7th President of Wofford College
- In office 1958–1968
- Preceded by: Francis Pendleton Gaines
- Succeeded by: Paul Hardin III

Personal details
- Born: August 18, 1903 Antigo, Wisconsin, U.S.
- Died: January 15, 1984 (aged 80) Williamsburg, Virginia, U.S.
- Education: Lawrence University; University of Illinois;

= Charles F. Marsh =

American economist

Charles Franklin Marsh (August 18, 1903 – January 15, 1984) was an American economist and academic.

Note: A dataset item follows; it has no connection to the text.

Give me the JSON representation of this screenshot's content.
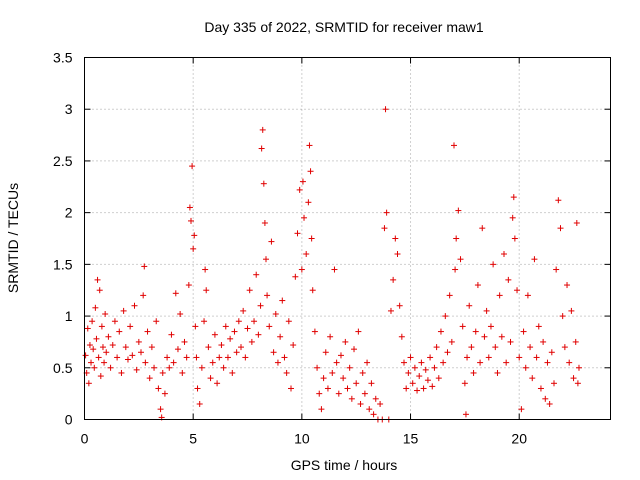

After graduating from Lawrence University in Appleton, Wisconsin in 1925, he went to University of Illinois to receive a Master of Arts in 1926, and a Ph.D. in 1928. He began his academic career as a faculty member at American University, and later was appointed professor of economics at the College of William and Mary, Williamsburg, from 1939 to 1958. From 1952 to 1958 he also served as Dean of the Faculty. Between 1958 and 1968 he was the seventh president of Wofford College and returned to teach at the Graduate School in Williamsburg after his tenure as president ended.

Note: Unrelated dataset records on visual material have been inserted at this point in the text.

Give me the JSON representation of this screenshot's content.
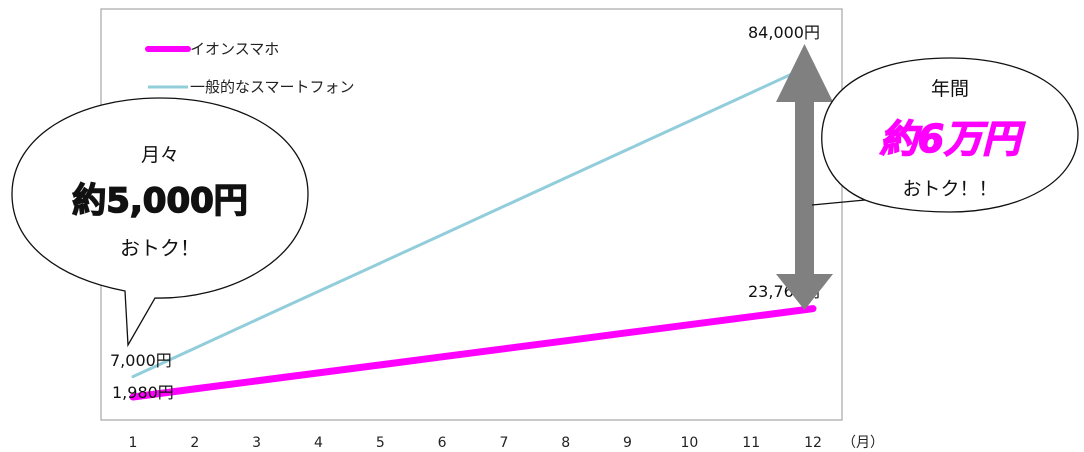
{
  "chart_data": {
    "type": "line",
    "x": [
      1,
      2,
      3,
      4,
      5,
      6,
      7,
      8,
      9,
      10,
      11,
      12
    ],
    "x_unit": "（月）",
    "ylim": [
      0,
      90000
    ],
    "series": [
      {
        "name": "イオンスマホ",
        "color": "#ff00ff",
        "values": [
          1980,
          3960,
          5940,
          7920,
          9900,
          11880,
          13860,
          15840,
          17820,
          19800,
          21780,
          23760
        ],
        "labels": [
          {
            "x": 1,
            "text": "1,980円"
          },
          {
            "x": 12,
            "text": "23,760円"
          }
        ]
      },
      {
        "name": "一般的なスマートフォン",
        "color": "#92cddc",
        "values": [
          7000,
          14000,
          21000,
          28000,
          35000,
          42000,
          49000,
          56000,
          63000,
          70000,
          77000,
          84000
        ],
        "labels": [
          {
            "x": 1,
            "text": "7,000円"
          },
          {
            "x": 12,
            "text": "84,000円"
          }
        ]
      }
    ],
    "legend": "top-left",
    "grid": false,
    "annotations": {
      "left_bubble": {
        "line1": "月々",
        "line2": "約5,000円",
        "line3": "おトク！"
      },
      "right_bubble": {
        "line1": "年間",
        "line2": "約6万円",
        "line3": "おトク！！"
      }
    },
    "arrow_color": "#808080"
  }
}
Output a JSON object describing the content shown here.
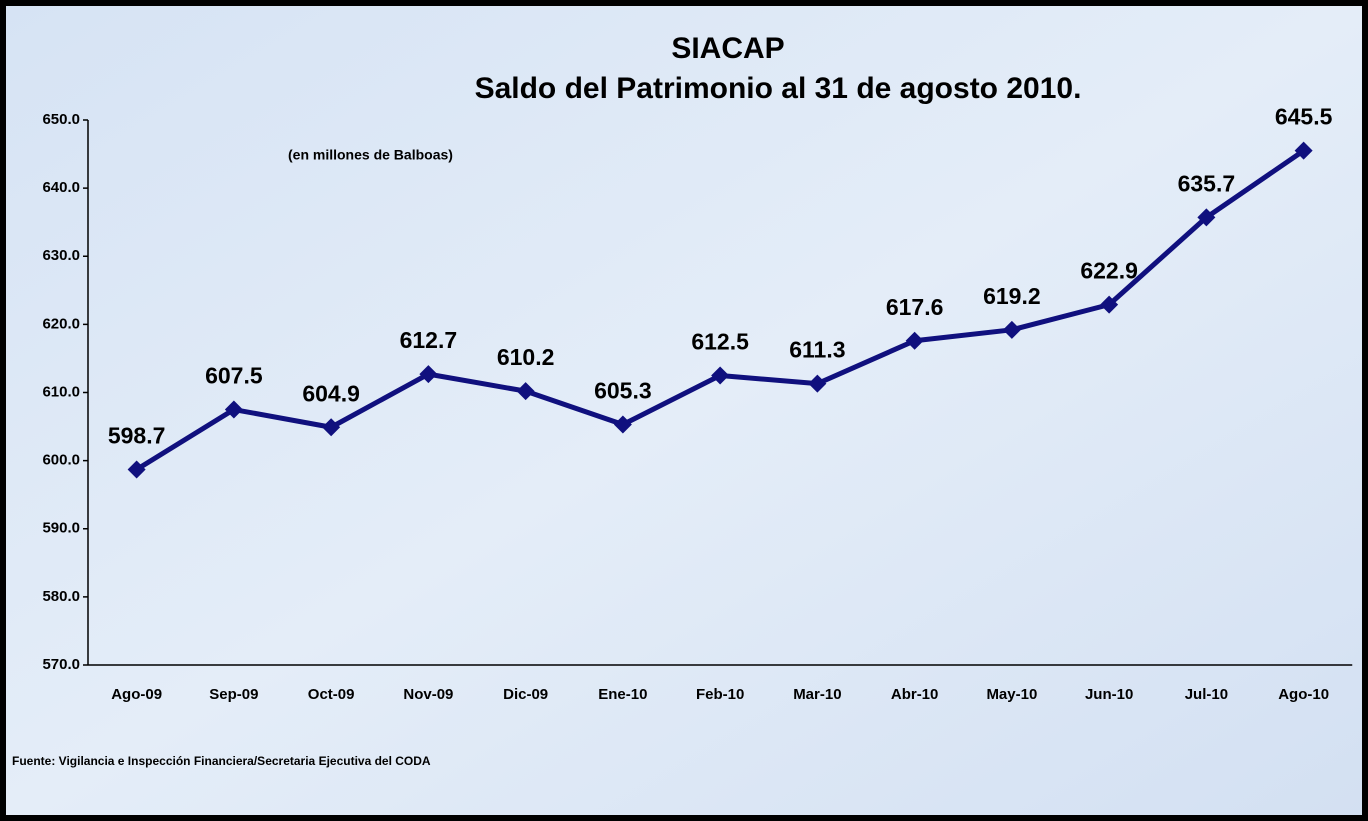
{
  "chart_data": {
    "type": "line",
    "title": [
      "SIACAP",
      "Saldo del Patrimonio al 31 de agosto 2010."
    ],
    "subtitle": "(en millones de Balboas)",
    "source": "Fuente: Vigilancia e Inspección Financiera/Secretaria Ejecutiva del CODA",
    "categories": [
      "Ago-09",
      "Sep-09",
      "Oct-09",
      "Nov-09",
      "Dic-09",
      "Ene-10",
      "Feb-10",
      "Mar-10",
      "Abr-10",
      "May-10",
      "Jun-10",
      "Jul-10",
      "Ago-10"
    ],
    "series": [
      {
        "name": "Saldo del Patrimonio",
        "color": "#10107e",
        "values": [
          598.7,
          607.5,
          604.9,
          612.7,
          610.2,
          605.3,
          612.5,
          611.3,
          617.6,
          619.2,
          622.9,
          635.7,
          645.5
        ]
      }
    ],
    "ylim": [
      570,
      650
    ],
    "yticks": [
      {
        "value": 570,
        "label": "570.0"
      },
      {
        "value": 580,
        "label": "580.0"
      },
      {
        "value": 590,
        "label": "590.0"
      },
      {
        "value": 600,
        "label": "600.0"
      },
      {
        "value": 610,
        "label": "610.0"
      },
      {
        "value": 620,
        "label": "620.0"
      },
      {
        "value": 630,
        "label": "630.0"
      },
      {
        "value": 640,
        "label": "640.0"
      },
      {
        "value": 650,
        "label": "650.0"
      }
    ],
    "grid": false
  }
}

During his time in Williamsburg, Marsh was involved in local civic affairs and served on several economic planning agencies. He also was an active member of the methodist church community and held a seat on the University Senate of the Methodist Church. Furthermore, he was involved with Southern Association of Colleges and Schools, and sat on their Executive Council at the time of the integration crisis at the University of Mississippi.